Optimizing Expanded Text Ads
First and foremost, get them running ASAP. It is important to get at least one ETA in every single adgroup. The clock is ticking. More importantly, every day that you delay, you are failing to capitalize on the potential benefits expanded text ads provide.
- Splits test – Apparently some clients believe that the best use of an expanded text ad is to simply combine the verbiage from whatever traditional, shorter text ads they were running to form a single expanded text ad. These folks seemingly understood the value of split testing before. That value is even greater now, because expanded text ads afford you more flexibility and opportunities to experiment. FYI: you can split test expanded text ads with traditional ads so that you can monitor their performance against a baseline, and maintain your highest quality traditional text ads during the transition period.
- Keyword inclusion – Let’s be honest. We all have a handful of ridiculously long keywords that we love to capture. Perhaps things such as, “where do I buy…” or “how do I find a good…” are keyword phrases with fantastic conversion rates. In the past, it was nearly impossible to include these keyword phrases word for word in the ads, and certainly in the same line of the ad. With the new expanded text ads that is typically no longer the case, and almost every keyword phrase can be included in the description. It is our strong recommendation that you do not split keyword phrases between different lines in the ads. In the end, direct keyword inclusion has the potential to improve both quality scores and click-through rates.

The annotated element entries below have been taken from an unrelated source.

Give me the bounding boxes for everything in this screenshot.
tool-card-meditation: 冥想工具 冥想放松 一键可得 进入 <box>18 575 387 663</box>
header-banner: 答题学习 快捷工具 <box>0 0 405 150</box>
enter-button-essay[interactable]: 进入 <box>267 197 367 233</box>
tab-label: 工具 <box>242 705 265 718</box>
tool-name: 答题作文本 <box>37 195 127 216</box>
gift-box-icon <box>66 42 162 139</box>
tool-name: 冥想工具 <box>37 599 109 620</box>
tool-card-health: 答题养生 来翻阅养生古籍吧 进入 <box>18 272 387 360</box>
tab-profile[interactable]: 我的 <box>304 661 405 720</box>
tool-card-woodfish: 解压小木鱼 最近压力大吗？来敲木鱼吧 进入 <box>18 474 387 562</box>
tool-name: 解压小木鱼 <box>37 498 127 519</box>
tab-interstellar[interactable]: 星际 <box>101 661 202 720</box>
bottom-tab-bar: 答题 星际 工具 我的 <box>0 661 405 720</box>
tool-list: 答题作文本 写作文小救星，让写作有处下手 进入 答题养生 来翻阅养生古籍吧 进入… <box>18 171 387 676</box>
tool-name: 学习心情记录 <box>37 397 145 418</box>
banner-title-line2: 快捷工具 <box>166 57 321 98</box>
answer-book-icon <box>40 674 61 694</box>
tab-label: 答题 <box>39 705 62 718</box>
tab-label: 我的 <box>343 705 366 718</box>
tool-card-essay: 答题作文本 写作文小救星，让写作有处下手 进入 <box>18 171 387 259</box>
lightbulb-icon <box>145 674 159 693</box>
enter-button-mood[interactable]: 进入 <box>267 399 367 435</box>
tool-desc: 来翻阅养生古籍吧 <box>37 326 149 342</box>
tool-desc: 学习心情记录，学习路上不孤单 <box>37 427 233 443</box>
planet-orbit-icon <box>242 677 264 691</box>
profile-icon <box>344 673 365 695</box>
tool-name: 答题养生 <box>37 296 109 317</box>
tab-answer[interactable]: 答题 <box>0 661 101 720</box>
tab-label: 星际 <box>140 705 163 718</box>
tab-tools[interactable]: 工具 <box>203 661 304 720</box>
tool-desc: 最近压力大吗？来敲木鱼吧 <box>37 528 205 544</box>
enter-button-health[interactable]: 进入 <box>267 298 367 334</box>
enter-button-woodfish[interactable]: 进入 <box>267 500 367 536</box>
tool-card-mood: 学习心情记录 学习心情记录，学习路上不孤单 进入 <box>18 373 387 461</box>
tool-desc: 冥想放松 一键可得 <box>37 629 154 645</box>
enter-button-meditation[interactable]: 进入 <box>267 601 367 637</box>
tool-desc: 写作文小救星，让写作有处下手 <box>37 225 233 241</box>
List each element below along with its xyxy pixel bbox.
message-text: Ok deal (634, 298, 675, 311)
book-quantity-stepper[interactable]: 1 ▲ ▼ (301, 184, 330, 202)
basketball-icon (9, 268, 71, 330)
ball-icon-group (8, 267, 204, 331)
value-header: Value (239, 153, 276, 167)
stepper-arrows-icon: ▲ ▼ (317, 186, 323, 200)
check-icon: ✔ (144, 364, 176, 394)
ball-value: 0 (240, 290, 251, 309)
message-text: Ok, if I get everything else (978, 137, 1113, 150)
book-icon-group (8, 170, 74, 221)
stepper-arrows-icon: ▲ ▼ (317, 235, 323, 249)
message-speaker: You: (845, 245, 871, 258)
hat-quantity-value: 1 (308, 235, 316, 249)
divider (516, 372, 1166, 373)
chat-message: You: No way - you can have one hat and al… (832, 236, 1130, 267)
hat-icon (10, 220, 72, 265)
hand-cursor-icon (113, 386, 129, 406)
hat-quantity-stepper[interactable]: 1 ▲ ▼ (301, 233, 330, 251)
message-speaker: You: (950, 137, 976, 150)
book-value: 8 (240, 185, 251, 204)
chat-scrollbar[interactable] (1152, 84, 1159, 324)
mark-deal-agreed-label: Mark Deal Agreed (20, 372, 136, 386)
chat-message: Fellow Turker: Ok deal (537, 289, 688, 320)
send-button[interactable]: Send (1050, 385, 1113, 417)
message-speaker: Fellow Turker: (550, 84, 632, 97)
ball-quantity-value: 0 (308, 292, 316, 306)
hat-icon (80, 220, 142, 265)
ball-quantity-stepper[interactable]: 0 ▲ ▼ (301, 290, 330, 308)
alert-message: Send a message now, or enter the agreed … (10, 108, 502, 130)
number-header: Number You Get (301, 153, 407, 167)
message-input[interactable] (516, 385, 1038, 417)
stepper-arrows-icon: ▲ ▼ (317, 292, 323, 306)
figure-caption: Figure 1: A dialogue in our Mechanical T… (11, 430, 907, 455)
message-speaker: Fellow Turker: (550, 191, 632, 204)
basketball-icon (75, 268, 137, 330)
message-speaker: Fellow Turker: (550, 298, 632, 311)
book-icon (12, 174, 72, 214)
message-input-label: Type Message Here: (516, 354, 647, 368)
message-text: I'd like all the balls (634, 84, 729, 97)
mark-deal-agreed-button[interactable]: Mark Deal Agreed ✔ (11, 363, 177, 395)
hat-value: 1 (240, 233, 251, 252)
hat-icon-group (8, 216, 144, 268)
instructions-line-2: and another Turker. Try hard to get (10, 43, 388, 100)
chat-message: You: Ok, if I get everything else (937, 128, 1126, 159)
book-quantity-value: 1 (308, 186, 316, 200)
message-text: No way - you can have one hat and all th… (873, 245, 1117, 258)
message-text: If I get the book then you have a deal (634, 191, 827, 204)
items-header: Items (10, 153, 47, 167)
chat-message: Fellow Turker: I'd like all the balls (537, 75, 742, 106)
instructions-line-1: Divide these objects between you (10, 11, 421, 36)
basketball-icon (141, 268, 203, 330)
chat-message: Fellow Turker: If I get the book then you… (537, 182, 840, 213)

- Placement within the ads – With two headlines and a longer description field there is actually quite a bit more freedom to move important elements of the text ads around. It makes a lot of sense to try different location (the beginning of the headline, the end of the headline, the end of the description) key elements of the ad, such as price, keyword phrase, call to action, etc.
- The dash – The way expanded text ads are structured, there will always be a dash between the first and second headline. Use this to your advantage. One possible use is to set off an important element such as the price, with a dash on one side and the built in dash on the other side. Another possible use is to use the dash as a punctuation, such as Stress – Free Installation” or even “Only $10 – day.” This creative use of the dash can make your ad copy more compelling and flow a little better. Remember it’s all about user experience.
- Ad Extensions – Expanded text as will still show ad extensions. However, many advertisers appear to be incorporating into the ETAs some of the points they found to be successful in the ad extensions, especially in the call out extensions. This means when the site link is shown the new ETAs seem redundant. Balance it. If you are moving the verbiage from and ad extension into your expanded text ad, which is a perfectly reasonable thing to do, it is important to edit the extension or remove it altogether. Again, user experience is the key and it makes a great deal of sense to provide new information. or more compelling calls to action in your ad extensions
We are very excited that the expanded text that are available and are as effective as initial results seem to indicate. Best of luck on maximizing the new expanded text ads.